Она пожала плечами, смущенная, как всегда с ней бывало, его участием.
– Это неважно, – сказала она, зная, что Ингольд слышит ее ложь. – Вы знаете, я чертовски обиделась, когда вы сказали мне, что Руди будет колдуном. Не потому, что я хотела им быть, но... это выглядит так, будто он все приобрел и ничего не потерял, потому что ему действительно нечего было терять. Но я потеряла все... – она умолкла на полуслове, молчание между ними было подобно океану между берегом и пловцом.
– И не приобрела ничего? – На это она не смогла ответить. – Может быть, Руди попал сюда вовсе не ради его интересов. Руди – маг, а Королевство, мир неожиданно отчаянно нуждается в магах.
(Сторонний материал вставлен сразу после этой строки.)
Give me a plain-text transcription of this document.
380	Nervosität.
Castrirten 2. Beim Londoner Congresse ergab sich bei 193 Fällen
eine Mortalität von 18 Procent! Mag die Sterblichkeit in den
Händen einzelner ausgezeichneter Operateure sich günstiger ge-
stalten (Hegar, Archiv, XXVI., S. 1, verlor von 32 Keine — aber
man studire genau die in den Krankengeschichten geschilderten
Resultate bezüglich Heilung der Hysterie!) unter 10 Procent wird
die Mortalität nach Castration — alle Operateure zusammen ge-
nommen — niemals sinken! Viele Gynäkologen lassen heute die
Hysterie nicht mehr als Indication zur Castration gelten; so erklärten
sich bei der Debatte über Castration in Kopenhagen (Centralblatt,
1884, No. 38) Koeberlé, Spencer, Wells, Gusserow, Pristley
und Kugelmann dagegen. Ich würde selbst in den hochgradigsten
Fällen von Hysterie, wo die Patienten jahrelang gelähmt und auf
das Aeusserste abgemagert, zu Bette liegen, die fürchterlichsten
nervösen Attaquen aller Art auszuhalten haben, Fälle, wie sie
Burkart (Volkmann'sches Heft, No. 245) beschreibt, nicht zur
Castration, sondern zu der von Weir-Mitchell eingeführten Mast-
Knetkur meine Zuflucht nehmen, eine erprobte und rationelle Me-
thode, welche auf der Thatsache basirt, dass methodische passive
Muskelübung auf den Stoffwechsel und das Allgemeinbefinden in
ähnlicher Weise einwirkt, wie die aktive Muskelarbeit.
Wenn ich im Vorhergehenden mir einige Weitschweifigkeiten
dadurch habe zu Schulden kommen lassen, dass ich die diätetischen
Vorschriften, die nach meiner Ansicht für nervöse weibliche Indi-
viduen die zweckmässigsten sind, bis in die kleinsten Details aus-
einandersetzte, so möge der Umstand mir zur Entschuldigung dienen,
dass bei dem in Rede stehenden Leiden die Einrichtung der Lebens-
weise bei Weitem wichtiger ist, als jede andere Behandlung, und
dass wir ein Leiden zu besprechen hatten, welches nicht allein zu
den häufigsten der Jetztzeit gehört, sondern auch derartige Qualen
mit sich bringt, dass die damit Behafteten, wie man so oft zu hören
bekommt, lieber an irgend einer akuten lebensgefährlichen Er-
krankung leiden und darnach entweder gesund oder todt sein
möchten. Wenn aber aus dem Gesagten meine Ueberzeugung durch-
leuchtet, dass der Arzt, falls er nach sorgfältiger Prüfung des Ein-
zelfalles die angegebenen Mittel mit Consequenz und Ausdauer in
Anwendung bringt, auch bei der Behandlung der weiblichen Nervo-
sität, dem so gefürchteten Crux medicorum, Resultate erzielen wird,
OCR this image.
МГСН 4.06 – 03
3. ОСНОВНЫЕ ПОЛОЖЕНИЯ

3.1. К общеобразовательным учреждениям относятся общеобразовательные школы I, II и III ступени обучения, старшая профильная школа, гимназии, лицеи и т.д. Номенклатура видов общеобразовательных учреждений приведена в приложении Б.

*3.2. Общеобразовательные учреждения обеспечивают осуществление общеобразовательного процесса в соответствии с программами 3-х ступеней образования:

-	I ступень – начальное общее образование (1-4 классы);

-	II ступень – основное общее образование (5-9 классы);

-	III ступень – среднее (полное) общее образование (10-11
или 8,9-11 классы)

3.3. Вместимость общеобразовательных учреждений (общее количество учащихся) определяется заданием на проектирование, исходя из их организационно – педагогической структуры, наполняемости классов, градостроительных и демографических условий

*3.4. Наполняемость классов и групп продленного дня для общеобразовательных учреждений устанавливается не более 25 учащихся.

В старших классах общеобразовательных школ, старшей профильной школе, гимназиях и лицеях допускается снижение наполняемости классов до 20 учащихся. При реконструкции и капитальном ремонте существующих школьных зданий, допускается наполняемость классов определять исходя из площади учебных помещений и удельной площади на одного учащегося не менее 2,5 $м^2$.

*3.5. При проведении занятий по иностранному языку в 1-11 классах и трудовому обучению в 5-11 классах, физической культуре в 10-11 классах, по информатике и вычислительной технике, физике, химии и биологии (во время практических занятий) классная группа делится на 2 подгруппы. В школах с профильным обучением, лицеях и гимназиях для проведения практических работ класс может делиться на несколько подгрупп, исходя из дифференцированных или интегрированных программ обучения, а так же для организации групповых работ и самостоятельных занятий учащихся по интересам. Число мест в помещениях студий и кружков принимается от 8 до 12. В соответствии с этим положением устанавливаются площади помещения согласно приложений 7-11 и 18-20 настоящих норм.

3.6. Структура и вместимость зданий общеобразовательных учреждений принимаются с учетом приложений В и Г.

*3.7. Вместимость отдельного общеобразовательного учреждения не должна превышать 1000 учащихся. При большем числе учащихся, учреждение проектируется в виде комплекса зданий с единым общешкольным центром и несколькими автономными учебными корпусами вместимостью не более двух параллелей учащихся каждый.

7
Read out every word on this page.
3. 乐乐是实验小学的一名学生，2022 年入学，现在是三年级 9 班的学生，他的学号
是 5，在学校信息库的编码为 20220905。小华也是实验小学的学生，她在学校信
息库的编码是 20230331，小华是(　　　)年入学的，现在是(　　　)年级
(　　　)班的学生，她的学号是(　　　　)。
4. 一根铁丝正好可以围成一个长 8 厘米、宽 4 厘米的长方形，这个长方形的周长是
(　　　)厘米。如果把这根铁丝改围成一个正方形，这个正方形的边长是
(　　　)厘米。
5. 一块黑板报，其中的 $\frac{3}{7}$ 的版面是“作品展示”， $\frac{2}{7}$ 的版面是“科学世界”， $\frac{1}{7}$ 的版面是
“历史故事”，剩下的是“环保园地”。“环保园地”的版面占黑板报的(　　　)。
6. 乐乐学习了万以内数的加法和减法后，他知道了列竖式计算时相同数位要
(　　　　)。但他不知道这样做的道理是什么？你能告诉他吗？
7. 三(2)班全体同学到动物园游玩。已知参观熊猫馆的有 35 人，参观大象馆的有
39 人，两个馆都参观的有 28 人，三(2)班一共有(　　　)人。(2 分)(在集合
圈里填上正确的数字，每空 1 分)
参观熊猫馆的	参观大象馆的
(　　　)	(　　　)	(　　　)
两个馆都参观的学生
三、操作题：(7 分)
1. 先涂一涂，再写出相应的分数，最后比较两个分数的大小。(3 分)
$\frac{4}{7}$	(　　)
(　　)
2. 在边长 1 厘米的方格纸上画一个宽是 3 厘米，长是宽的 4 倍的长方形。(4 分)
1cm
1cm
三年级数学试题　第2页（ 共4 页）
И может быть, в ближайшие месяцы Убежищу также понадобится женщина со смелостью льва, обученная владению мечом.
– Возможно, – Джил оперлась подбородком на свои острые колени и пристально смотрела через темноту на тусклые отблески углей на стене.
– Но я не воин, Ингольд, я – ученый. Это – все, чем я была, и все, чем хотела быть.
– Кто может сказать, кто ты есть, дитя мое? – мягко спросил Ингольд. – Или кем ты можешь стать в конце концов? Пошли, – сказал он, когда усилились голоса снаружи. – Стражники возвращаются. Давай выйдем.
Стражники возвращались в комнату, когда Джил и Ингольд вышли из-за занавески.Колдун тяжело опирался на ее плечо. Стражники приветствовали его бурным восторгом, Янус чуть не сбил его с ног, затаскивая в круг нового света. Розы и топазы сияющего очага высветили убогость заплатанной мантии колдуна, линии и борозды напряжения на его лице. Лучшее боевое соединение на Западе этого мира, столпившееся вокруг потрескивающего костра, как бродяги в товарном вагоне. Ее братья по оружию. Люди, которых месяц назад она даже не знала.
Тем не менее лица их были такими знакомыми. Резкое квадратное лицо Януса она видела безымянным в страшном сне, память о котором была ярче, чем о многих вечеринках в колледже. И те белые косы, разбросанные по плечам неизвестного спящего, – она помнила их мельком из того же сна и вспоминала свое удивление, не был ли их владелец чужеземцем, так странно он выглядел. Они тогда ничего не значили для нее – приложение к драме, чей смысл она не понимала. Однако теперь Джил знала их лучше, чем любого из своих приятелей в том мире, лучше, за одним исключением, чем кого-нибудь другого в своей жизни.
Ингольд сидел в изголовье кровати Ледяного Сокола, окруженный стражниками, оживленно размахивая руками, пересказывая какую-то история, заставившую Януса запрокинуть голову в смехе.
У ее локтя раздался голос:
– Ну, он жив, во всяком случае.
Она обернулась и увидела Руди, опершегося о стену на другой стороне занавешенной арки. Его длинные волосы были завязаны узлом сзади, и это вместе со светом костра делало его длинное лицо в тусклом оранжевом свете более похожим на хищную птицу, чем когда-либо.
Он изменился, подумала она, с той ночи, когда вызвал огонь, стал старше, быть может. И не столько стал другим, сколько более похожим на самого себя, чем был раньше.